Anderson continued a tradition aboard the International Space Station, started by Michael Lopez-Alegria, of conducting daily "trivia" contests with mission control team members on the ground. During Alegria's seven-month stay on the station he would routinely call down movie quotes and challenge the team members to determine the movie the quote was from. Towards the end of his mission, he changed to music trivia playing a portion of a song and challenging the team to complete the line. Anderson has taken this tradition and put his own personal twist on it, using the "Book of Answers: The New York Public Library Telephone Reference Service's Most Unusual and Entertaining Questions". Anderson often played song clips for the ground control team, or specific individuals, most notably when he played the song "(Everything I Do) I Do It for You" by Bryan Adams for his wife on her birthday.

==After NASA==
May 2022 - June 2025, he served as the president and CEO of the Strategic Air Command & Aerospace Museum, a museum in his hometown of Ashland.

==Personal life==
Anderson was born in Omaha but considers Ashland, Nebraska to be his hometown. Married to Susan Jane Anderson (née Harreld) of Elkhart, Indiana. They have two children, a son and a daughter. His mother, Alice J. Anderson, died in December 2007, shortly after his return to Earth. His father, John T. Anderson, is deceased.

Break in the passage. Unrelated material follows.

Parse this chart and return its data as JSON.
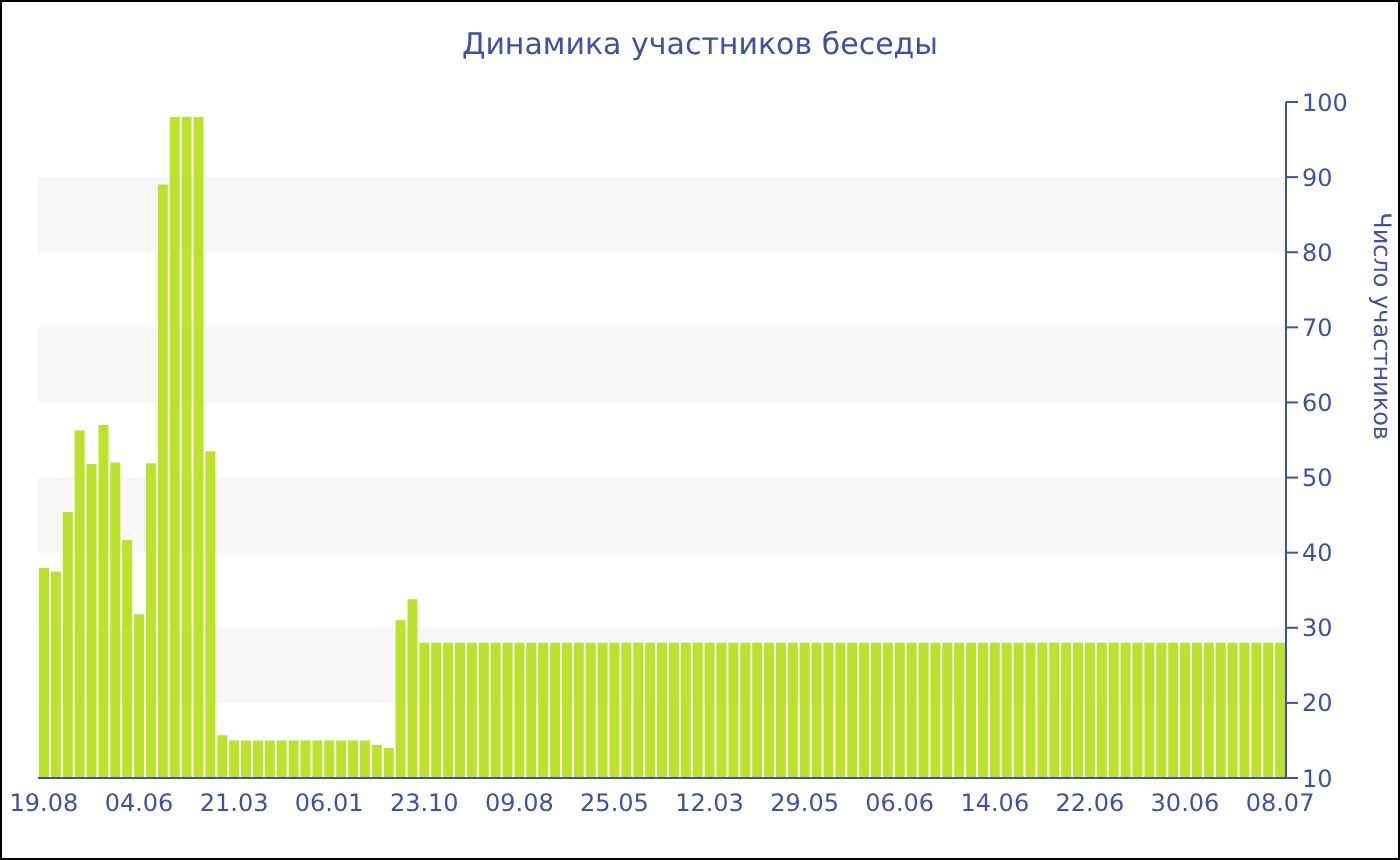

Like many of the other astronauts and cosmonauts, he is a licensed amateur radio operator having passed the technician class license exam in 2001 and was issued the call sign KD5PLA by the Federal Communications Commission on August 13, 2001.
During his stay on the ISS in September 2007, he used one of the two amateur radio stations on board to talk with school children.

Anderson is the first and only astronaut from Nebraska and was widely reported in news media as the astronaut rejected fourteen times by NASA before being accepted in 1998. Anderson eventually retired from NASA in January 2013 after serving fifteen years and is now in education.

==Organizations==
Southwest Basketball Officials Association; former Men's College Basketball Official: Red River Athletic, Southern Collegiate Athletic, Heart of Texas, Lone Star, and Texas/New Mexico Junior College Athletic Conferences; Aircraft Owners and Pilots Association (AOPA); Johnson Space Center Employee Activities Association: vice president of athletics (1987–1992); Clear Lake Optimist Club past president and vice president. Alpha Chi National Scholastic Honor Society, Hastings College, Hastings Nebraska (1980–1981).
American Legion Cornhusker Boys State Alumni

==Awards and honors==
- Author of So You Want to be an Astronaut (Sleeping Bear Press, 2023), Illustrator Iris Amaya
- Author of Letters from Space (Sleeping Bear Press, 2020), Illustrator Susan Batori
- Author of It's a Question of Space: An Ordinary Astronaut's Answers to Sometimes Extraordinary Questions (University of Nebraska Press, 2018)
- Author of A is for Astronaut: Blasting Through the Alphabet (Sleeping Bear Press, 2018), Illustrator Scott Brundage
- Author of The Ordinary Spaceman: From Boyhood Dreams to Astronaut (University of Nebraska Press, 2015)
- The Jason Award, Children's Square United States (2015)
- Tom Osborne Leadership Award, Leadership Hastings (NE) (2012)
- NASA Spaceflight Medal (2008, 2011);
- NASA Exceptional Service Medal (2008, 2011);
- Russian Federation Medal for Merit in Space Exploration (2011);
- Charles Bessey Medal, University of Nebraska (2010),
- Outstanding Alumnus, Iowa State University (2008);
- Honorary Doctorate Degree from Hastings College, 2004;
- Distinguished Alumnus Award, National Council of Alpha Chi 2001;
- NASA Quality and Safety Achievement Recognition (QASAR) Award 1998;
- NCAA National Christian College Basketball Championships Official (1997, 1998);
- JSC Certificate of Commendation (1993);
- Outstanding Young Man of America (1981, 1985, 1987);
- Bronco Award Winner, Hastings College (1981).